Temporary payment breaks ‘might only delay default’, new research concludes

Borrowers with ‘moderate ability’ to repay more likely to receive permanent loan modifications than ‘those in the deepest financial difficulty’. Photograph: Frank Miller/The Irish Times

Borrowers with ‘moderate ability’ to repay more likely to receive permanent loan modifications than ‘those in the deepest financial difficulty’. Photograph: Frank Miller/The Irish Times

 

Permanent or long-term debt relief arrangements on mortgages “have substantially higher success rates” than temporary arrangements and are in the best interest of both borrowers and lenders, a new research paper published by the Central Bank has concluded.

“This is particularly true during a crisis such as that in Ireland after the 2008 crash, where borrower income shocks were deep and long-lasting, and negative equity was widespread,” the paper’s authors Claire Labonne, Fergal McCann and Terry O’Malley have written.

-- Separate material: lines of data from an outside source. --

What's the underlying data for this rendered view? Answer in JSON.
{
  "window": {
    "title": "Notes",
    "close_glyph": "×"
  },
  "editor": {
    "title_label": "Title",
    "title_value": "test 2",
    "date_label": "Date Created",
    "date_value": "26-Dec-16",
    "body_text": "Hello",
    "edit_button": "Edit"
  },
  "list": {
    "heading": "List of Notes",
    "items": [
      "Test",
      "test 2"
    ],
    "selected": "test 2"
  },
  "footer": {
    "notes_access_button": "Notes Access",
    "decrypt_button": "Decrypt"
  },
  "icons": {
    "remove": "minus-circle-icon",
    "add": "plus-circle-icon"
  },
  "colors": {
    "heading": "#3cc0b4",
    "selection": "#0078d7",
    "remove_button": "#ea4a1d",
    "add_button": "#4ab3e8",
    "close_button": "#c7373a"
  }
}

“Ultimately, despite appearing more costly up-front, these arrangements that adequately tackle repayment capacity are in the best interests of both borrower and lender.” Temporary arrangements “might only delay default” in cases where borrowers’ income shocks are permanent.

Financial difficulty

The research technical paper studied household and loan data from 2012 and 2016 and found that borrowers with a “moderate ability” to repay were more likely to receive permanent modifications to their loans than “those in the deepest financial difficulty”.

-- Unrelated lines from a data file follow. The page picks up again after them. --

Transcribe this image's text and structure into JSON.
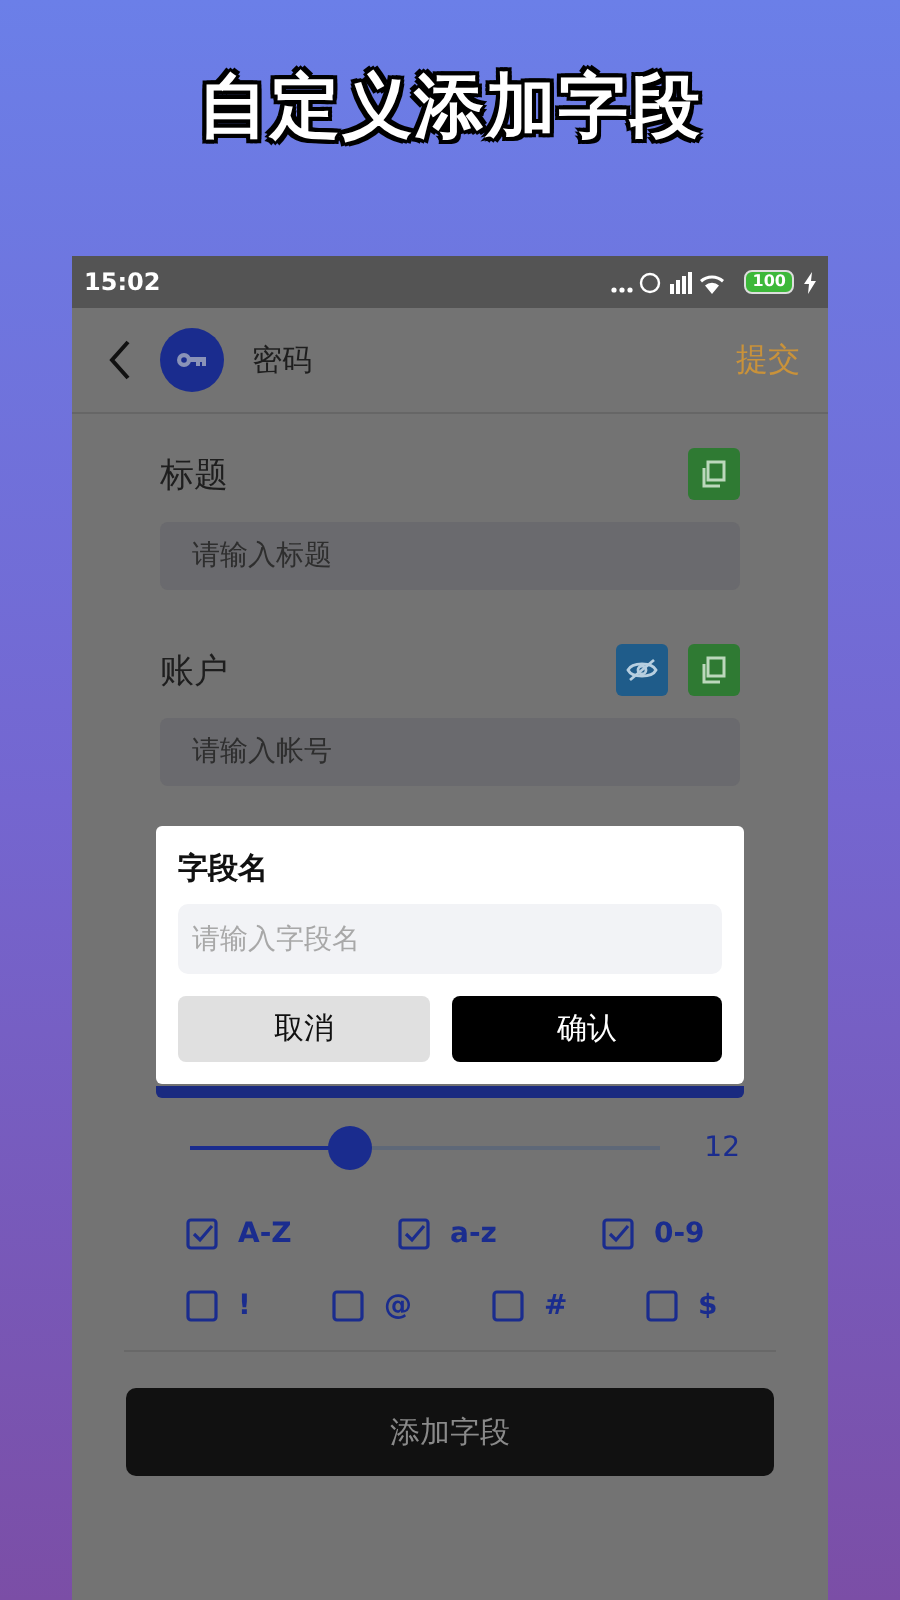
{
  "headline": "自定义添加字段",
  "status_bar": {
    "time": "15:02",
    "battery": "100"
  },
  "app_bar": {
    "title": "密码",
    "action": "提交"
  },
  "fields": [
    {
      "label": "标题",
      "placeholder": "请输入标题",
      "kind": "plain"
    },
    {
      "label": "账户",
      "placeholder": "请输入帐号",
      "kind": "secret"
    }
  ],
  "generator": {
    "level": 0.34,
    "length": "12",
    "options": [
      {
        "label": "A-Z",
        "checked": true
      },
      {
        "label": "a-z",
        "checked": true
      },
      {
        "label": "0-9",
        "checked": true
      },
      {
        "label": "!",
        "checked": false
      },
      {
        "label": "@",
        "checked": false
      },
      {
        "label": "#",
        "checked": false
      },
      {
        "label": "$",
        "checked": false
      }
    ]
  },
  "add_button": "添加字段",
  "dialog": {
    "title": "字段名",
    "placeholder": "请输入字段名",
    "cancel": "取消",
    "confirm": "确认"
  }
}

Repayment cuts were more generous as borrowers’ capacity to repay weakened, but only if borrowers had some surplus income available to service the mortgage debt. Deeper cuts to repayments and lower payment-to-income ratios led to lower defaults later on.

The analysis reflects concerns at the Central Bank early in the financial crisis that Irish lenders were over-reliant on temporary relief measures such as interest-only periods or temporary payment breaks that failed to resolve the deep negative equity and illiquidity that many mortgage borrowers faced.

This in turn led to worries about banks’ potentially weak level of loss provisioning on defaulted mortgages.

The authors said the loan repayment moratorium policies put in place during the Covid-19 crisis had further highlighted the importance of understanding how debt relief measures should be designed.